O ouro fechou esta segunda-feira (24) no maior nível desde maio, cotado a US$ 4.697,80 por onça-troy, após superar brevemente a marca de US$ 4.700 durante o pregão. A alta de 0,36% na Comex foi sustentada pela tensão entre Estados Unidos e Irã e pela busca por proteção diante das incertezas envolvendo os títulos da dívida americana, os chamados Treasuries.
O que levou o ouro novamente para perto de US$ 4.700
O aumento da tensão geopolítica entre Washington e Teerã reforçou a procura por ativos considerados mais seguros em momentos de instabilidade. O ouro não depende do resultado financeiro de uma empresa nem do pagamento de juros por um governo específico, por isso costuma receber fluxo de investidores quando crescem os riscos políticos e econômicos.
O movimento também refletiu o desconforto com a situação fiscal dos Estados Unidos. A preocupação é que a necessidade de financiar os gastos e a dívida do país aumente a oferta de títulos no mercado, pressionando seus preços e influenciando os juros pagos pelos Treasuries. Esse ambiente pode reduzir a confiança no dólar e favorecer o metal, negociado na moeda americana.
Como os Treasuries influenciaram a busca pelo metal
O Tesouro americano informou que as operações de recompra de títulos serão retomadas em setembro. Nesse tipo de operação, o governo recompra papéis que estão no mercado, uma medida que pode ajudar a sustentar os preços dos títulos e alterar a quantidade de dívida disponível para negociação.
O secretário do Tesouro, Scott Bessent, reafirmou o cronograma nesta segunda-feira. Fontes citadas pela imprensa americana apontaram ainda que o governo pode usar sua Conta Geral do Tesouro, de quase US$ 1 trilhão, para ajudar a financiar planos de aumento das compras de títulos públicos. A perspectiva de suporte ao mercado de Treasuries contribuiu para levar o dólar a mínimas de vários meses na semana passada, quando o ouro avançou mais de 5%.
Mercado aguarda inflação e fala do Federal Reserve
Além dos fatores geopolíticos e fiscais, os investidores estão ajustando posições antes de eventos importantes nos Estados Unidos. O principal deles é o índice de preços de gastos com consumo, conhecido como PCE, previsto para quarta-feira (26). O indicador é acompanhado de perto pelo Federal Reserve, o banco central americano, para avaliar a trajetória da inflação.

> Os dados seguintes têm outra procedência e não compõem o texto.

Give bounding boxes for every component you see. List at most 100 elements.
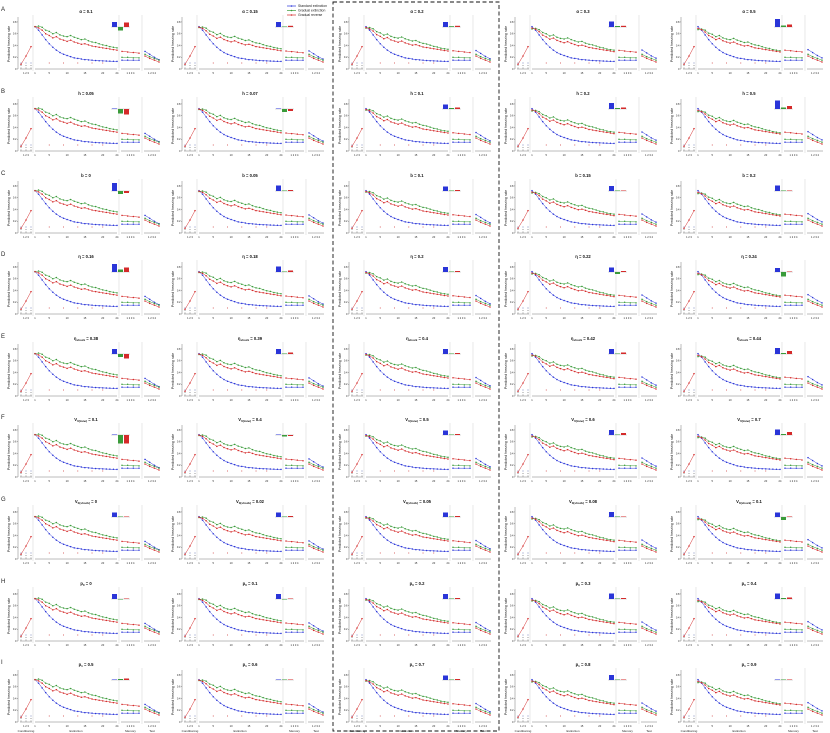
test-reverse-point bbox=[641, 300, 643, 302]
gradual-reverse-point bbox=[265, 537, 268, 540]
test-gradual-point bbox=[158, 304, 160, 306]
significance-marker bbox=[588, 389, 590, 391]
test-gradual-line bbox=[475, 462, 491, 469]
gradual-extinction-point bbox=[386, 360, 389, 362]
gradual-extinction-point bbox=[273, 536, 275, 539]
gradual-extinction-point bbox=[59, 279, 61, 281]
standard-extinction-point bbox=[447, 387, 449, 390]
gradual-reverse-point bbox=[606, 376, 608, 379]
gradual-extinction-point bbox=[429, 208, 431, 210]
test-reverse-point bbox=[322, 551, 324, 553]
test-reverse-point bbox=[650, 386, 653, 388]
gradual-reverse-point bbox=[534, 436, 537, 438]
standard-extinction-point bbox=[598, 224, 601, 226]
standard-extinction-point bbox=[216, 536, 218, 538]
standard-extinction-point bbox=[269, 468, 272, 470]
x-tick-label: 20 bbox=[764, 316, 767, 320]
standard-extinction-point bbox=[273, 387, 275, 389]
gradual-reverse-point bbox=[711, 281, 714, 283]
gradual-reverse-point bbox=[574, 451, 576, 454]
y-tick-label: 0.2 bbox=[676, 463, 680, 467]
x-tick-label: 24 bbox=[613, 71, 616, 75]
standard-extinction-point bbox=[775, 305, 778, 308]
gradual-reverse-point bbox=[262, 455, 264, 457]
significance-marker bbox=[422, 226, 424, 228]
gradual-extinction-point bbox=[754, 208, 756, 210]
significance-marker bbox=[356, 149, 358, 151]
inset-bar bbox=[276, 22, 281, 27]
gradual-reverse-point bbox=[379, 362, 382, 365]
gradual-extinction-point bbox=[230, 444, 232, 447]
standard-extinction-point bbox=[80, 303, 83, 305]
x-tick-label: 24 bbox=[280, 153, 283, 157]
memory-standard-point bbox=[457, 304, 460, 306]
significance-marker bbox=[517, 389, 519, 391]
memory-standard-point bbox=[795, 59, 798, 61]
gradual-reverse-point bbox=[248, 125, 250, 127]
gradual-reverse-point bbox=[541, 361, 544, 363]
gradual-extinction-point bbox=[404, 527, 406, 530]
gradual-reverse-point bbox=[84, 450, 86, 453]
x-tick-label: 5 bbox=[546, 235, 548, 239]
gradual-extinction-point bbox=[44, 111, 47, 113]
memory-gradual-point bbox=[452, 546, 454, 548]
memory-gradual-line bbox=[619, 464, 636, 467]
y-tick-label: 0.4 bbox=[13, 533, 17, 537]
inset-bar bbox=[443, 186, 448, 191]
gradual-extinction-point bbox=[447, 130, 449, 133]
memory-standard-point bbox=[452, 304, 454, 306]
x-tick-label: 20 bbox=[598, 235, 601, 239]
gradual-reverse-point bbox=[66, 448, 68, 451]
gradual-extinction-point bbox=[400, 526, 403, 528]
x-tick-label: 1 2 3 bbox=[187, 153, 193, 157]
gradual-extinction-point bbox=[591, 452, 594, 454]
significance-marker bbox=[48, 307, 50, 309]
standard-extinction-point bbox=[440, 142, 442, 144]
standard-extinction-point bbox=[588, 223, 590, 225]
gradual-reverse-point bbox=[541, 34, 544, 36]
significance-marker bbox=[184, 65, 186, 66]
significance-marker bbox=[356, 307, 358, 309]
significance-marker bbox=[48, 470, 50, 472]
standard-extinction-point bbox=[736, 221, 738, 223]
memory-gradual-point bbox=[126, 138, 129, 140]
standard-extinction-point bbox=[269, 224, 272, 226]
test-reverse-point bbox=[475, 382, 477, 384]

Na sexta-feira (28), a atenção se volta ao simpósio de Jackson Hole, onde Kevin Warsh fará seu discurso de estreia. A fala pode oferecer sinais sobre a condução dos juros americanos. Quando os juros reais — descontada a inflação — sobem, o ouro tende a perder atratividade, porque o metal não paga rendimentos. Quando caem ou surgem dúvidas sobre a política monetária, a pressão sobre o ouro costuma diminuir.
O paralelo com outros episódios de tensão
Para a SG Markets, o desconforto entre investidores de títulos e instituições lembra o comportamento observado após o anúncio de tarifas pelo presidente Donald Trump. Naquele episódio, o dólar perdeu força ao mesmo tempo em que o ouro avançou, combinação que voltou a aparecer no radar dos mercados.
A lógica é que a desvalorização do dólar torna o ouro mais barato para compradores que usam outras moedas, aumentando a demanda internacional. Ao mesmo tempo, a procura por proteção pode acelerar a alta do metal, especialmente quando a tensão externa se combina com dúvidas sobre as contas públicas americanas.
O que observar a partir de agora
Para quem acompanha investimentos, os próximos movimentos dependerão principalmente do PCE, das indicações de Kevin Warsh e da evolução das relações entre Estados Unidos e Irã. Dados de inflação mais fortes podem manter os juros americanos elevados e limitar o avanço do ouro; já uma escalada geopolítica ou novas dúvidas fiscais podem sustentar a procura pelo metal.
O fechamento em US$ 4.697,80 mostra a força recente do ouro, mas não elimina a volatilidade. O preço pode reagir rapidamente ao dólar, aos rendimentos dos Treasuries e às declarações de autoridades. Esses fatores também influenciam as condições financeiras globais e, indiretamente, o custo de ativos negociados em outras moedas.